Monday, April 13, 2009

Also...

...Just wanted to say that I had a wonderful birthday a few weeks ago.  Thank you to all who sent their love, wishes, and cards.  :) It was a very nice and relaxing day, and one which I actually had off from work, which was fun!  (We had the entrance exam the day before on Sunday, so they gave us an extra day in exchange for coming in to work). 

A Little More Debt Free

As a pre spring break activity, a few of us girls decided to go to see the film, "Confessions of a Shopaholic".  If you have not heard of this film, based upon a book series, the basic gist is that it is a light-hearted film, sprinkled with some romantic interest, between this young woman MASSIVELY in credit card debt... way more than I could ever fathom... and is running away from the debt collectors, all the while trying to make her way up in the magazine world by writing for a financial magazine.  A shopaholic, massively in debt, telling other people via magazine column how to manage their finances.  Talk about a bit of irony here.  Anyway, one lighthearted movie later, where the heroine manages to pay off all her debt with a bit of sacrifice, it got this little one thinking that perhaps it was time for me to pay off the rest that I owed on my VISA.  
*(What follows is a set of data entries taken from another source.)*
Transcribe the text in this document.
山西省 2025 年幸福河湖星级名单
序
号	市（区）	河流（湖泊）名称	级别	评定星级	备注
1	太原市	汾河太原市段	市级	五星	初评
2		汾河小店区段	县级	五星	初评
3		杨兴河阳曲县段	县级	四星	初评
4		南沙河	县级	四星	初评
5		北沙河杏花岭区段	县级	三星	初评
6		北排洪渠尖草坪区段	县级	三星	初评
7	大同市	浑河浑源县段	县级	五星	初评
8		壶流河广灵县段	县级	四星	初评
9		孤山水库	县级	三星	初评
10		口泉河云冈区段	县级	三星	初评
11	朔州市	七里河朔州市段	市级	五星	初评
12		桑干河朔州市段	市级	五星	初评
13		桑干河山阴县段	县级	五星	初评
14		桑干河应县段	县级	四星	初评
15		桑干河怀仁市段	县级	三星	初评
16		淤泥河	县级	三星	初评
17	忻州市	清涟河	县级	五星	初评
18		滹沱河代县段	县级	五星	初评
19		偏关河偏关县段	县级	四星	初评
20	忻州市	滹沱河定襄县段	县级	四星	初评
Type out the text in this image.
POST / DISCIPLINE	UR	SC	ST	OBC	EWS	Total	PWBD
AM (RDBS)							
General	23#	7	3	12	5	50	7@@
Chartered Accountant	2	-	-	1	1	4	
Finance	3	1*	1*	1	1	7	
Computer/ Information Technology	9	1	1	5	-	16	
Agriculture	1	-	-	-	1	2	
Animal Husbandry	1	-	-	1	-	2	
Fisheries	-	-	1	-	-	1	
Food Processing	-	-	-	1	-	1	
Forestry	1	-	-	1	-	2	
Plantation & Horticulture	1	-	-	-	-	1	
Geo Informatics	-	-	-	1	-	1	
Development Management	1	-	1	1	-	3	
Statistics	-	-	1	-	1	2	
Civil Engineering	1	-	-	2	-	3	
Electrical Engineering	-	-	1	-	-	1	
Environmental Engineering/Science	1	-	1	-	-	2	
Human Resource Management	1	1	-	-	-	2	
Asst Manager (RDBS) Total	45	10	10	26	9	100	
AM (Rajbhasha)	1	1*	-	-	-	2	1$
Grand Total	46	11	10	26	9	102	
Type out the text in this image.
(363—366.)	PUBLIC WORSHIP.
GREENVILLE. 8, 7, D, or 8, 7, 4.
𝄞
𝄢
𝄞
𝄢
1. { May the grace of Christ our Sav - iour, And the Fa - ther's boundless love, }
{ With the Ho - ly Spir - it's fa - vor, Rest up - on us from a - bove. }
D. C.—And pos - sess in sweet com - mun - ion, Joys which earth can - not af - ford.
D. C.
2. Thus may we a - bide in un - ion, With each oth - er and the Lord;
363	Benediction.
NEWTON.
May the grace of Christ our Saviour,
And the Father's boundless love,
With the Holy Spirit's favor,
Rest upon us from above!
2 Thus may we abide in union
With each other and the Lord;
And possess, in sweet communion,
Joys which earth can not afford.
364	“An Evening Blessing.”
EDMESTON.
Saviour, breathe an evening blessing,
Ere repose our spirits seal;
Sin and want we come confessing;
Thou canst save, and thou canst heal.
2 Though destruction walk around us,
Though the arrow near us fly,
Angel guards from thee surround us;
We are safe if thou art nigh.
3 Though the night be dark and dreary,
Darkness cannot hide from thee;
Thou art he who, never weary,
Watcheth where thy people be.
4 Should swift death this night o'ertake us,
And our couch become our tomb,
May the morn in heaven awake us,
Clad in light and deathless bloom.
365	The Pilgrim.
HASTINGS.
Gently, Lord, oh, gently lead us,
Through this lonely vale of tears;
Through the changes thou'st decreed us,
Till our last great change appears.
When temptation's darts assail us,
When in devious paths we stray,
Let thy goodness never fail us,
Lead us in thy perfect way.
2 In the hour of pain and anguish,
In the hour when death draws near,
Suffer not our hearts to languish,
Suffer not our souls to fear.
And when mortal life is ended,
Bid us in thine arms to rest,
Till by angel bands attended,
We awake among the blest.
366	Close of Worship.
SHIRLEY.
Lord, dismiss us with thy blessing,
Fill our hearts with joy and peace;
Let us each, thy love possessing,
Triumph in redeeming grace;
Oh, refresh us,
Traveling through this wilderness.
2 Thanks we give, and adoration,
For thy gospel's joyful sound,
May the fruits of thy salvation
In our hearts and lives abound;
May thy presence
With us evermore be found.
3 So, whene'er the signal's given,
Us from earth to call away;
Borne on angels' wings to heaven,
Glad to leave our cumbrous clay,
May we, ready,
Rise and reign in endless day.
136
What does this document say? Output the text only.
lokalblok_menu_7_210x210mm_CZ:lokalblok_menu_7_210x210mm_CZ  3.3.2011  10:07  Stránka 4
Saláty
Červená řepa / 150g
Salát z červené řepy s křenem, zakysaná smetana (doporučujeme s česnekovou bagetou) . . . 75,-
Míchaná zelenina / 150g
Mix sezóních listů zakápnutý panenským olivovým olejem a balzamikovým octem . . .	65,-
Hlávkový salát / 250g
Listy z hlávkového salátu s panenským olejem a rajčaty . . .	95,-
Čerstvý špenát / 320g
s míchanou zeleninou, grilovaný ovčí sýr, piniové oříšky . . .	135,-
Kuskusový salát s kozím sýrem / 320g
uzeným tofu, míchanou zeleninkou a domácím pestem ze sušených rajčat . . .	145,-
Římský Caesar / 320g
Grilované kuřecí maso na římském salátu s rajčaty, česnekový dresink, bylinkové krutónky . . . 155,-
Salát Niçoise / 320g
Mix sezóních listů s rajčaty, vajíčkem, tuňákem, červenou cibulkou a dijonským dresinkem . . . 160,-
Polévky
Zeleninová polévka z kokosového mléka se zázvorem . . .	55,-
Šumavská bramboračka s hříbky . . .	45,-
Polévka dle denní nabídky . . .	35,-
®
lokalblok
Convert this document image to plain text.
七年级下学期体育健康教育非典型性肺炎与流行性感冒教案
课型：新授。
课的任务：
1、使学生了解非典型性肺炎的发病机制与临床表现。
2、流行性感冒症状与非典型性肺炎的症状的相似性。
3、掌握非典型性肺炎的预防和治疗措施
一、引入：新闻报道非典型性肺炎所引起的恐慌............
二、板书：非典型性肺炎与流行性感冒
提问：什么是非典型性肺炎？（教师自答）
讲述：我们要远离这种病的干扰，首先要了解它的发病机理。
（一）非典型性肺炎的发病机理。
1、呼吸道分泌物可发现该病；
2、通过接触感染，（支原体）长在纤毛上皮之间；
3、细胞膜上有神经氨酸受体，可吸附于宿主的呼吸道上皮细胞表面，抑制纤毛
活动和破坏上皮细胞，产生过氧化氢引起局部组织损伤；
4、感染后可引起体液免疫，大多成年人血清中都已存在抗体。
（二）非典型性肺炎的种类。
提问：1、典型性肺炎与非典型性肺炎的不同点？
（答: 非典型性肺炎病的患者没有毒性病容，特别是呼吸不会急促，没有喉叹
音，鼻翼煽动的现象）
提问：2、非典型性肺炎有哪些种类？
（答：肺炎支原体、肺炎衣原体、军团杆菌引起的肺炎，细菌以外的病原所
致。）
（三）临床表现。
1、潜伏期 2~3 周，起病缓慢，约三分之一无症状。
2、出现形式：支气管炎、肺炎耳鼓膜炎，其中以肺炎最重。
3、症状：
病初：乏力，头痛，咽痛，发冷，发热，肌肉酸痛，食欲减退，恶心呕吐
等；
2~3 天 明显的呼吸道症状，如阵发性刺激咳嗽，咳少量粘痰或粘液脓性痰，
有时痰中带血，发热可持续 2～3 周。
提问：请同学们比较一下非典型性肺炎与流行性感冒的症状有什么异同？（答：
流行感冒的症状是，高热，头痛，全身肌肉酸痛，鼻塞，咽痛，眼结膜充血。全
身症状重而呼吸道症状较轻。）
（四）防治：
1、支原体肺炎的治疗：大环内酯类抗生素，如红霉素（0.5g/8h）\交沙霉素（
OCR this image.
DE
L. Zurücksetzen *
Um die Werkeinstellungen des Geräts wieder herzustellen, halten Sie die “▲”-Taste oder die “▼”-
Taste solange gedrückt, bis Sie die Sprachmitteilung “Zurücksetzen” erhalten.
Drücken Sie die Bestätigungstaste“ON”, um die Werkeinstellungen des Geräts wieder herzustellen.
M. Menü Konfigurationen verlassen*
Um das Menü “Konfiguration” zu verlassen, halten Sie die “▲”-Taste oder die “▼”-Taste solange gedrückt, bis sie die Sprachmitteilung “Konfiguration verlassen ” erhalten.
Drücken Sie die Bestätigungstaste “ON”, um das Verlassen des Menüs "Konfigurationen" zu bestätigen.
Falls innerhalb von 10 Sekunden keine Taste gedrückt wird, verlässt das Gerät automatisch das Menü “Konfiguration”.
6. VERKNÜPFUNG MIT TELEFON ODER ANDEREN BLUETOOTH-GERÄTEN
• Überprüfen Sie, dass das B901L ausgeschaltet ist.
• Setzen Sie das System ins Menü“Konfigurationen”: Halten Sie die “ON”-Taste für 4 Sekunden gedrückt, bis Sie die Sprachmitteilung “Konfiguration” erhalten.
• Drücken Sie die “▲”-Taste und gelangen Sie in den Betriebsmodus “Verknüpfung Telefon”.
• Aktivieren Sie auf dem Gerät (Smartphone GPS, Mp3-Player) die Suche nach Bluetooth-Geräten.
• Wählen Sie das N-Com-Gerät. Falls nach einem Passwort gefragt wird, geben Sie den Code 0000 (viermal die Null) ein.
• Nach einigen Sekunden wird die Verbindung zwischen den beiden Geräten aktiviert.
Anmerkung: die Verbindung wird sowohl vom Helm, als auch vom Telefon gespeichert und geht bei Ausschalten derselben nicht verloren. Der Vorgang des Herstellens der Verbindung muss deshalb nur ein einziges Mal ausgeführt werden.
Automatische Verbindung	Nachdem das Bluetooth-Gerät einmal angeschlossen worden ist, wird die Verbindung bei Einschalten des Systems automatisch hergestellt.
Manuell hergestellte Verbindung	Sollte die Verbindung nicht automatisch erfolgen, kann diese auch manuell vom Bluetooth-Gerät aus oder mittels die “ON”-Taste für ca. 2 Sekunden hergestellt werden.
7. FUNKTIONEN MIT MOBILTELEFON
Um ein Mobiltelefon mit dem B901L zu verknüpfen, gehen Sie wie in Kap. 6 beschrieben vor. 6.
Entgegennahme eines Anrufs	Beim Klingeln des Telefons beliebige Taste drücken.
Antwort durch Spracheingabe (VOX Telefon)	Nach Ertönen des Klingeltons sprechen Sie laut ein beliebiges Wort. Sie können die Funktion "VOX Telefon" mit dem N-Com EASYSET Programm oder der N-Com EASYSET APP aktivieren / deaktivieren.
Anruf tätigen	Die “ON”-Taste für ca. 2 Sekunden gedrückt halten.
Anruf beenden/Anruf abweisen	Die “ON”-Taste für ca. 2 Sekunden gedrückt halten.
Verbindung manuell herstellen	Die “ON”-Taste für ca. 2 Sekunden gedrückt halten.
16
Now, I had debt nowhere NEAR the extent that this character in the movie.  Mine had just accumulated over the past few years, as I was living in Charlottesville, paying for things which I "needed" at the time, which I could not have necessarily paid off completely at that moment, as well as things which were actually necessary but that I still could not have paid for in cash... Because I had needed that cash to pay for my credit card the next month.... I now see what a vicious cycle it all is.  I have no regrets... except that this has gone on for way too long. 

Personal take-home message of the movie, Confessions of a Shopaholic: Do not end up like her.

Action taken to avoid said fate:  I paid off my entire bill for last month, a total, which although not as high as it once was, totaled over $1,500 (but no more than 2, I promise-  I will keep the actual figure between me and VISA).

Result of this action is that I feel weird.  It is a good weird, and one I am still getting used to.  But is it an odd feeling like some sort of negative security blanket is now gone.  I do not know if that even makes sense, because generally security blankets are a positive force in one's life.  However, it is the best I can do.  However, all in all, I am now debt free.  And the current purchases which have been made, I know that I will pay off the entire sum in full, and will have ample left over to pay my student loans (that will not go away for another 11 years) and have some change to add to my savings. 

It is a good feeling.... and is one that was inspired by a silly little chick flick movie before spring break.